Service Categories 53 / 55 / 55A — For each service category respond to the following:

  • Identify the services authorized on the IPP/IPC.
  • Identify the dollar amount authorized on the IPC.
  • Was this service delivered in accordance with the IPP/IPP Addendum/IPC (Form 8606, Form 3629 or Form 3621)?
  • Is this service meeting the individual's needs?
  • Is the individual satisfied with the services delivered?
  • Provide the status of each service provided.
  • In the "follow-up/other" section, document action taken on any issues identified when addressing the above items.
  • Any additional comments may be added to the general comments section found at the end of this form.
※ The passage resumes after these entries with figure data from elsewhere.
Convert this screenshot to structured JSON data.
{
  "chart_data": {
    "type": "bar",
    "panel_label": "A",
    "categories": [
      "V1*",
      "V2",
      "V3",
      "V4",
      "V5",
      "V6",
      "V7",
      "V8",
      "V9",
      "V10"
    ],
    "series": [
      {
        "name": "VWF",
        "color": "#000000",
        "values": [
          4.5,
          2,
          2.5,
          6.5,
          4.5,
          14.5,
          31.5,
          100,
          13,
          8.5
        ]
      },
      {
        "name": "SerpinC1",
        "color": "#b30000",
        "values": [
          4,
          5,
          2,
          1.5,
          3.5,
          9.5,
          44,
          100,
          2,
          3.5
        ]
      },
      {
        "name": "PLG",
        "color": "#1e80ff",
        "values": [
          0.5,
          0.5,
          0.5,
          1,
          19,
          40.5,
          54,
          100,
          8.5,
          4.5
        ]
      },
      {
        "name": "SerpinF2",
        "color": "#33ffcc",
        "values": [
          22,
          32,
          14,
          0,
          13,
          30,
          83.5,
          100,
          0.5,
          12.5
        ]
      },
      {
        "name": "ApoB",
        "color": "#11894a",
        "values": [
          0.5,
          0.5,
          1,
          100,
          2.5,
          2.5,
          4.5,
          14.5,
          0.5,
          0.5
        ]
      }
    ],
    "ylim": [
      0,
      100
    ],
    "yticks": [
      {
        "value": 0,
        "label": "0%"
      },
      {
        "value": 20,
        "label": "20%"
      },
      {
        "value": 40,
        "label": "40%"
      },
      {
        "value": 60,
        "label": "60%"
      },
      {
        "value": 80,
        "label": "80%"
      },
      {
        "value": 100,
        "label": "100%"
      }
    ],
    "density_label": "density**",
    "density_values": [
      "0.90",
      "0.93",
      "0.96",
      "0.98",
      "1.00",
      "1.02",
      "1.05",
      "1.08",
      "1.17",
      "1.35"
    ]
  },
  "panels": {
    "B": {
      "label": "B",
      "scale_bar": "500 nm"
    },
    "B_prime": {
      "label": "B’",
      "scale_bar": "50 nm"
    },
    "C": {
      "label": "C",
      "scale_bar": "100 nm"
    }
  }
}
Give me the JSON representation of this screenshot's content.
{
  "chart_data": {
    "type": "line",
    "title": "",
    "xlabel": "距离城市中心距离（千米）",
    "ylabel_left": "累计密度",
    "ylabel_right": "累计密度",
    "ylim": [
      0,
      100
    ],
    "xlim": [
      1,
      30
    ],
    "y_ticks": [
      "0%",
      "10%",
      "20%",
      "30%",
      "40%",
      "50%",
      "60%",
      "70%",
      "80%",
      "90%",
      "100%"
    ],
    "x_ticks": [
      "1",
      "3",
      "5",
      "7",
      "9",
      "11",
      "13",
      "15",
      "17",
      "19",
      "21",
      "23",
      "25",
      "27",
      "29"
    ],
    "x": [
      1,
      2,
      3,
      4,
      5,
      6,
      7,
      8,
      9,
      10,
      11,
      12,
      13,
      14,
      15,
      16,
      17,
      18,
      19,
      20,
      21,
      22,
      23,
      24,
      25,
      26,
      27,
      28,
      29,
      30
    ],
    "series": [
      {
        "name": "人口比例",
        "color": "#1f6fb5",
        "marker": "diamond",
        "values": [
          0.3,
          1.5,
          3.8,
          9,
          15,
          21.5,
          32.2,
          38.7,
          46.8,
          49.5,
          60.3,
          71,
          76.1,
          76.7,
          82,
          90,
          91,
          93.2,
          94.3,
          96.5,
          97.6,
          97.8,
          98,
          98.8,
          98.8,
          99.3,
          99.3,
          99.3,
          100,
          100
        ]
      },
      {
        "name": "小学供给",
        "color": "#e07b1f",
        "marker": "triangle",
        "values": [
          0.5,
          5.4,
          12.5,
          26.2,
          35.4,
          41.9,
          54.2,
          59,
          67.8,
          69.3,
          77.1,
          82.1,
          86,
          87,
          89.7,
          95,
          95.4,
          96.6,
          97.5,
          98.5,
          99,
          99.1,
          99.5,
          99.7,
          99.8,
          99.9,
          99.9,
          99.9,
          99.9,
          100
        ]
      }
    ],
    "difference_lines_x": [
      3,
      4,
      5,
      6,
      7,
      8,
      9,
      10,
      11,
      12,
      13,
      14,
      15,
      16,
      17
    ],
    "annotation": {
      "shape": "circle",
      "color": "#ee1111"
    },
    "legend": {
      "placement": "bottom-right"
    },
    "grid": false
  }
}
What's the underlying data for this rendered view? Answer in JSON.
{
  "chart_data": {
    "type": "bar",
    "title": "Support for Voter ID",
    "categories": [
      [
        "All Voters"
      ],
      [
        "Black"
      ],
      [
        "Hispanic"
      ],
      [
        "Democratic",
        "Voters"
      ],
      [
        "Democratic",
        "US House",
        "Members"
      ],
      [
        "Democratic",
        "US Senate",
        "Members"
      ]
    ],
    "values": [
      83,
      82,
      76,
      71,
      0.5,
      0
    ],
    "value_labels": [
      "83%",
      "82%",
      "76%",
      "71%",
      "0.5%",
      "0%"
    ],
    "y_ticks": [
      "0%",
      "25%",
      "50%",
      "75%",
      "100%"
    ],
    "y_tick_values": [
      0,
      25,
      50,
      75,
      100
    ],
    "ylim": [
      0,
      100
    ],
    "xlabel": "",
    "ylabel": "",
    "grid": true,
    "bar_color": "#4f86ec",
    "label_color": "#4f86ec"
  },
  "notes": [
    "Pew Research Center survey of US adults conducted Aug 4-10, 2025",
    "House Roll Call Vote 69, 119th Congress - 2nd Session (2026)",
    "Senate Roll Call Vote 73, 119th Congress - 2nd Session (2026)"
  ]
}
Non-CLASS Resources Accessed — Document the non-CLASS resources accessed during the IPP service review.

General Comments — Use this area to document any general comments regarding CLASS services.

Individual Signature and Date — The individual signs and dates the form.

Case Manager Signature and Date — The case manager signs and dates the form.

Other Signature and Date — Other signature and date is to be used when another individual attends the quarterly review as desired by the individual/LAR.

DSA Acknowledgment or Receipt and Date — The DSA representative signs and dates the form.

FMSA Acknowledgment or Receipt and Date — The FMSA representative signs and dates the form.

Support Family Services/Client Financial Services Acknowledgment or Receipt and Date — The Support Family Services/Client Financial Services representative signs and dates the form.